The Scott Mission has two locations in Toronto. At the temporary location at 346 Spadina Avenue, the Mission offers hot meals, overnight shelter for 45-50 men each night, shower and laundry facilities, a food and clothing bank, Bible study groups, and fellowship activities. The Mission opened the O'Connor Family Centre in May 2013, at 1550 O'Connor Drive, designed to serve families in the east end of Toronto. They offer a Christian Childcare Centre, food and clothing bank, youth programs, and a variety of resources for families.

The Mission also has a lodge in Collingwood, Ontario, that is used as a retreat centre away from the city.
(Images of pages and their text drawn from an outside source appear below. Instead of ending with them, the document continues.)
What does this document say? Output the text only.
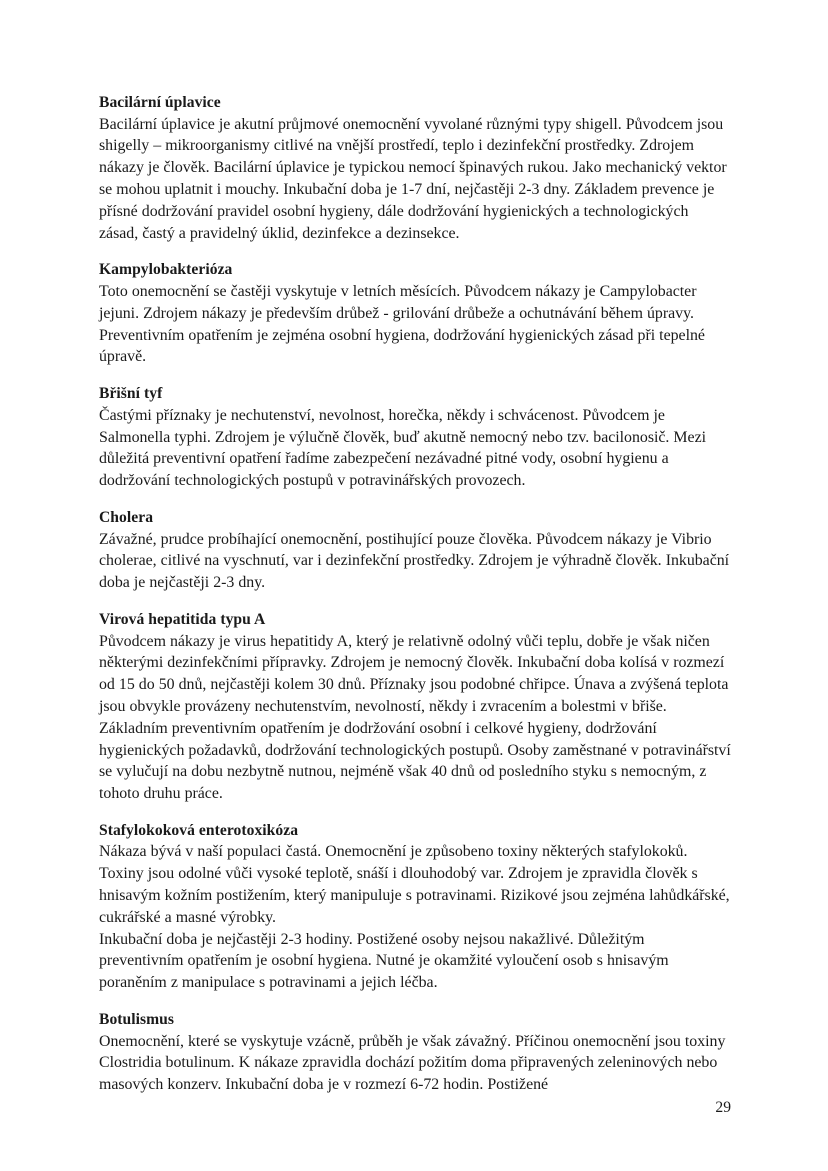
Bacilární úplavice

Bacilární úplavice je akutní průjmové onemocnění vyvolané různými typy shigell. Původcem jsou shigelly – mikroorganismy citlivé na vnější prostředí, teplo i dezinfekční prostředky. Zdrojem nákazy je člověk. Bacilární úplavice je typickou nemocí špinavých rukou. Jako mechanický vektor se mohou uplatnit i mouchy. Inkubační doba je 1-7 dní, nejčastěji 2-3 dny. Základem prevence je přísné dodržování pravidel osobní hygieny, dále dodržování hygienických a technologických zásad, častý a pravidelný úklid, dezinfekce a dezinsekce.

Kampylobakterióza

Toto onemocnění se častěji vyskytuje v letních měsících. Původcem nákazy je Campylobacter jejuni. Zdrojem nákazy je především drůbež - grilování drůbeže a ochutnávání během úpravy. Preventivním opatřením je zejména osobní hygiena, dodržování hygienických zásad při tepelné úpravě.

Břišní tyf

Častými příznaky je nechutenství, nevolnost, horečka, někdy i schvácenost. Původcem je Salmonella typhi. Zdrojem je výlučně člověk, buď akutně nemocný nebo tzv. bacilonosič. Mezi důležitá preventivní opatření řadíme zabezpečení nezávadné pitné vody, osobní hygienu a dodržování technologických postupů v potravinářských provozech.

Cholera

Závažné, prudce probíhající onemocnění, postihující pouze člověka. Původcem nákazy je Vibrio cholerae, citlivé na vyschnutí, var i dezinfekční prostředky. Zdrojem je výhradně člověk. Inkubační doba je nejčastěji 2-3 dny.

Virová hepatitida typu A

Původcem nákazy je virus hepatitidy A, který je relativně odolný vůči teplu, dobře je však ničen některými dezinfekčními přípravky. Zdrojem je nemocný člověk. Inkubační doba kolísá v rozmezí od 15 do 50 dnů, nejčastěji kolem 30 dnů. Příznaky jsou podobné chřipce. Únava a zvýšená teplota jsou obvykle provázeny nechutenstvím, nevolností, někdy i zvracením a bolestmi v břiše.

Základním preventivním opatřením je dodržování osobní i celkové hygieny, dodržování hygienických požadavků, dodržování technologických postupů. Osoby zaměstnané v potravinářství se vylučují na dobu nezbytně nutnou, nejméně však 40 dnů od posledního styku s nemocným, z tohoto druhu práce.

Stafylokoková enterotoxikóza

Nákaza bývá v naší populaci častá. Onemocnění je způsobeno toxiny některých stafylokoků. Toxiny jsou odolné vůči vysoké teplotě, snáší i dlouhodobý var. Zdrojem je zpravidla člověk s hnisavým kožním postižením, který manipuluje s potravinami. Rizikové jsou zejména lahůdkářské, cukrářské a masné výrobky.

Inkubační doba je nejčastěji 2-3 hodiny. Postižené osoby nejsou nakažlivé. Důležitým preventivním opatřením je osobní hygiena. Nutné je okamžité vyloučení osob s hnisavým poraněním z manipulace s potravinami a jejich léčba.

Botulismus

Onemocnění, které se vyskytuje vzácně, průběh je však závažný. Příčinou onemocnění jsou toxiny Clostridia botulinum. K nákaze zpravidla dochází požitím doma připravených zeleninových nebo masových konzerv. Inkubační doba je v rozmezí 6-72 hodin. Postižené

29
The Lodge is located on 113 acre on the Blue Mountain overlooking Georgian Bay, and was a gift to the Mission in honour of founder Rev. Morris Zeidman.

The group owns a 100 acre campground in Caledon, Ontario, about a 45-minute drive north of Toronto. In the summer, around 600 children and youth from low-income neighbourhoods attend The Scott Mission's camp.

==Funding==
The Mission spends about $8,000,000 per year, including capital projects. This covers the cost for 160 full-time and part-time staff plus all of the costs associated with providing services for tens of thousands of needy people every year.

The Mission is funded through three main sources: donations from private individuals, businesses and foundations; bequest income; and investment income. Less than 10 per cent of the Mission's revenues come from government.

==History==
The Scott Mission is named after Zeidman's mentor, Presbyterian minister J. McPherson Scott (1859–1920), who founded the Presbyterian Mission to the Jews, known as the Christian Synagogue, in 1908, in an effort to evangelise and convert Jewish immigrants who had settled in The Ward district of Toronto. Scott appointed Rev. Shebetai Benjamin Rohold, a Jewish convert to Presbyterianism as the superintendent of the Mission, which was located at 56 Terauley Street (now Bay Street) in 'The Ward.' The mission provided free medical care, English classes, employment and other services in the impoverished neighborhood, as well as gospel classes. The proselytizing was controversial and a riot occurred in 1911 when, "a crowd of "hundreds of enraged residents hurled stones and debris" at Reverend Rohold while he was engaging in street preaching at the corner of Elizabeth Street and what is now Dundas Street.

The mission, while providing social services to a large number of people, had a very low rate of success in converting Jews. One of these converts, Rev. Morris Zeidman, was appointed the new superintendent of the Presbyterian Mission to the Jews in 1920, following Scott's death and Rohold's decision to return to Jerusalem. Zeidman renamed the mission the Scott Institute in Scott's honour. During the Great Depression the Institute operated a soup kitchen that served 1,000 men a day.

Zeidman wished to refocus the mandate of the institute to alleviating poverty and serving the broader community while the church wished it to continue its evangelical focus on proselytizing Jews. Zeidman resigned in 1942 and founded the current Scott Mission as a non-denominational urban Mission providing community services.